How can I open new PowerShell window with admin rights and my own location determined?

Answer 1

I also had the same problem and solved it with this command:

Start-Process powershell.exe -verb runAs -ArgumentList '-NoExit', '-Command', 'cd D:\folder'

Once you run the above command, Windows will launch with admin authority and the specified directory.

Answer 2

Here's another example which can be used for opening CMD from PowerShell as an administrator into the current folder:

Start-Process cmd -ArgumentList ("/k cd {0}" -f (Get-Location).path) -Verb RunAs
if used within a script you can use
Start-Process cmd -ArgumentList ("/k cd {0}" -f $PSScriptRoot) -Verb RunAs

If you want to open a new elevated PowerShell session from the current one which is not elevated you can use:
Start-Process powershell.exe -ArgumentList ("-NoExit",("cd {0}" -f (Get-Location).path)) -Verb RunAs
or
Start-Process powershell.exe -ArgumentList ("-NoExit",("cd {0}" -f $PSScriptRoot)) -Verb RunAs
when used inside scripts

Answer 3

When using Start-Process with -Verb RunAs, a -WorkingDirectory argument is honored if the target executable is a .NET executable; examples:

• pwsh.exe (the PowerShell (Core) CLI) does honor it.
• cmd.exe and, curiously, powershell.exe (the Windows PowerShell CLI) do not, and invariably use C:\Windows\System32.
  • The problem exists at the level of the .NET API that PowerShell uses behind the scenes (see System.Diagnostics.ProcessStartInfo), as of this writing (.NET 6.0.0-preview.4.21253.7).

Unless you know that you're invoking a .NET executable, a workaround that changes to the desired working folder in the new process is therefore required; to offer a more robust alternative to ???'s helpful answer:

$dir = $PWD.ProviderPath # use the current dir.

Start-Process -Verb RunAs powershell.exe @"
-noexit -c Set-Location -LiteralPath "$dir"
"@

• The embedded "..." quoting around $dir ensures that paths with spaces are also handled correctly. (To use the current directory without an intermediate variable, replace "dir" with "$($PWD.ProviderPath)".

  • Using a here-string (@"<newline>...<newline>"@) isn't strictly necessary, but simplifies the embedded quoting; with a regular expandable string ("..."), the embedded " must be escaped as `" (or "").

• Using $PWD's .ProviderPath property ensures that a file-system-native path is used (based on drive letters also seen in cmd.exe, for instance), given that the calling session's current location may be based on a PowerShell-only drive (see New-PSDrive) that the elevated process may not have defined (at all or not based on the same root location).

  • Caveat: If the native path is on a mapped network drive, this won't work, because elevated processes do not see the same drive mappings; in that event, pass the underlying UNC path.

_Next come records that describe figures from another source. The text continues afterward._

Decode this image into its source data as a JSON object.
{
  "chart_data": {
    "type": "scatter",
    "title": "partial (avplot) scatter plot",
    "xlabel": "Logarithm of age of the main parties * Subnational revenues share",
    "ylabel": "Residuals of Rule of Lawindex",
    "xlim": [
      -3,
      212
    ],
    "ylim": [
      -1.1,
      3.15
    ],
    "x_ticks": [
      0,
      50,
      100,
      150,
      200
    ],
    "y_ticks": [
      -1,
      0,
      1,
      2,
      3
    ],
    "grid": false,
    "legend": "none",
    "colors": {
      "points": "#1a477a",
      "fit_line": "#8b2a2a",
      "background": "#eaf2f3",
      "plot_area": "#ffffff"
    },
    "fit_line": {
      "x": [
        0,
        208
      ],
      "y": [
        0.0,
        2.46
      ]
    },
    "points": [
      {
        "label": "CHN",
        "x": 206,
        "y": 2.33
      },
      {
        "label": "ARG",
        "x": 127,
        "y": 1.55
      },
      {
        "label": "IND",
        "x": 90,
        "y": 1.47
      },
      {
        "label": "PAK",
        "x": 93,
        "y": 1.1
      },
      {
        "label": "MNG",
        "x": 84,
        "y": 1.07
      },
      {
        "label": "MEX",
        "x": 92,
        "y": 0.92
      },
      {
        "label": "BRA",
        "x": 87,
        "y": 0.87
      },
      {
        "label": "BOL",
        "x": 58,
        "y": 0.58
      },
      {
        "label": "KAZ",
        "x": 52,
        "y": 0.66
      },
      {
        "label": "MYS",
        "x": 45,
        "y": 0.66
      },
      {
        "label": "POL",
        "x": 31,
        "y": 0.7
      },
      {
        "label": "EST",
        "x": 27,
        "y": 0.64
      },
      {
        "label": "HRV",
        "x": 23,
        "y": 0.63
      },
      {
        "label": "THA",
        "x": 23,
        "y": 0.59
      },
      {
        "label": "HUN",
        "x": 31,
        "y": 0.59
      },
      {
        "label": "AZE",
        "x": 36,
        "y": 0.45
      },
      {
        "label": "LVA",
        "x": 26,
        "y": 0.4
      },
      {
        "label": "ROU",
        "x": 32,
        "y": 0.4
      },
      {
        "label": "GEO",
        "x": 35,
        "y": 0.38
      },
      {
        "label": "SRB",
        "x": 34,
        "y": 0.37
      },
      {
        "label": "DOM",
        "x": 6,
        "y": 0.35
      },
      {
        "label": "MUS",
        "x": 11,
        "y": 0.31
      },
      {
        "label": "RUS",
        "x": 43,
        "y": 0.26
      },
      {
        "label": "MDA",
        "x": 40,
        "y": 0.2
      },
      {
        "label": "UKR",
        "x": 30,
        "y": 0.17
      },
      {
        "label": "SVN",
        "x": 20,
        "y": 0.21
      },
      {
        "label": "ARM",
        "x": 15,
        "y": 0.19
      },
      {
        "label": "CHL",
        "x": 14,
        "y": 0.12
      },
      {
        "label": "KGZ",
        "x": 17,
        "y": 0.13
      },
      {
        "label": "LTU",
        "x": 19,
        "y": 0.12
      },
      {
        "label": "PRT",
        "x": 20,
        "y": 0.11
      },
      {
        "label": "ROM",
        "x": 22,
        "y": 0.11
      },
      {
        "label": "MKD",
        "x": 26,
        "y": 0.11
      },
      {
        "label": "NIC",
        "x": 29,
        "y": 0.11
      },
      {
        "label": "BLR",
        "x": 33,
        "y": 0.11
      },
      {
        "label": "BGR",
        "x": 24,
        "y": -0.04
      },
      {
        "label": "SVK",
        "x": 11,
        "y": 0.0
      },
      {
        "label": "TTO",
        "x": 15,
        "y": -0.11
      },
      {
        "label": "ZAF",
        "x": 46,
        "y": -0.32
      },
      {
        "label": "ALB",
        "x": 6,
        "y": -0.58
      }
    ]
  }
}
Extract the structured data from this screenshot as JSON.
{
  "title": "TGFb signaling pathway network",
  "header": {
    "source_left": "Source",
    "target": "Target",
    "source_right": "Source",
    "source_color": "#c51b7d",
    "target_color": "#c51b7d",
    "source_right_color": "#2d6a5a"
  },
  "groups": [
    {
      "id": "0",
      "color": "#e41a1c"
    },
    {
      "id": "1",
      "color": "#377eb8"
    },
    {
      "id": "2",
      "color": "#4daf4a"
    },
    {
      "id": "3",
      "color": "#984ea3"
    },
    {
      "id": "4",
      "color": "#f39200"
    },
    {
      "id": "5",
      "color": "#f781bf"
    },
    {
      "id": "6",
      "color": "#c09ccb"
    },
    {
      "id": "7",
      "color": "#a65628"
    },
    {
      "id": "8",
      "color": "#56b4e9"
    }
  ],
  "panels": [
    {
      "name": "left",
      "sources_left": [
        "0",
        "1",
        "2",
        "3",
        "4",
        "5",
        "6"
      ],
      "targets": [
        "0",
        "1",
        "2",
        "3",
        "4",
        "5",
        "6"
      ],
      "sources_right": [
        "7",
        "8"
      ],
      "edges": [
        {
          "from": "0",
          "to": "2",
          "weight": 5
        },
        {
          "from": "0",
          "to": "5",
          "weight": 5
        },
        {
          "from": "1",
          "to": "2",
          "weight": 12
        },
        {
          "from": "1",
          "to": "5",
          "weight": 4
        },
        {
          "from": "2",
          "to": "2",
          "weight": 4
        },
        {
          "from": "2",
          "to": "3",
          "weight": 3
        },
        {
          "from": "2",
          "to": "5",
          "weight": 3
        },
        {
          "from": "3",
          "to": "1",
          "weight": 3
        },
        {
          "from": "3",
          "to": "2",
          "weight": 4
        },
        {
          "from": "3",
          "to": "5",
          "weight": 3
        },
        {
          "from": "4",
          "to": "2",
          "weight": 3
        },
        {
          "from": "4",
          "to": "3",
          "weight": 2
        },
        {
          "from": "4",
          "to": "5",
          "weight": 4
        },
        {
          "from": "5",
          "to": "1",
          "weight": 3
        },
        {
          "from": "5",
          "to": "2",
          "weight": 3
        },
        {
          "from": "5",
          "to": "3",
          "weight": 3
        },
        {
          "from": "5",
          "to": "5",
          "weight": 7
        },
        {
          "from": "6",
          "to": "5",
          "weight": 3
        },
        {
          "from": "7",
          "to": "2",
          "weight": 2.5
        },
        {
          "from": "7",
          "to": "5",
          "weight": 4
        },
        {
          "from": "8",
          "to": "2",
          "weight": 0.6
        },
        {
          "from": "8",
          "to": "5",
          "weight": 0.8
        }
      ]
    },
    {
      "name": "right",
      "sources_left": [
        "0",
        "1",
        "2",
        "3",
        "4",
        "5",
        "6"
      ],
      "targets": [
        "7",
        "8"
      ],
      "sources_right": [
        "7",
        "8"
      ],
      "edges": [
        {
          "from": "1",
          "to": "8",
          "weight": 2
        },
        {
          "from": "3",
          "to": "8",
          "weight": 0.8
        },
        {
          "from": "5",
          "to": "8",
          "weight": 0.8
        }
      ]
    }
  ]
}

Workaround for launching a GUI application elevated from a given working directory:

Since changing to the working directory must happen in the new, elevated process, a helper shell process is needed to perform this operation, which is best done via cmd.exe (for better performance):

$exeToLaunch = 'Notepad.exe' # may include arguments
$dir = $PWD.ProviderPath # use the current dir.

Start-Process -Verb RunAs -WindowStyle Hidden cmd.exe @"
/c cd "$dir" & $exeToLaunch
"@

Answer 4

Once you run Powershell as administrator;

user the push-location command like so:

Push-Location -Path C:\

or put it into your script and run the script from the elevated Powershell prompt.

Answer 5

I just ran your code example and it opened correctly for me at the WorkingDirectory location. Ensure the directory exists before you run the command. I tested against a drive on C and secondary drive as well and both worked.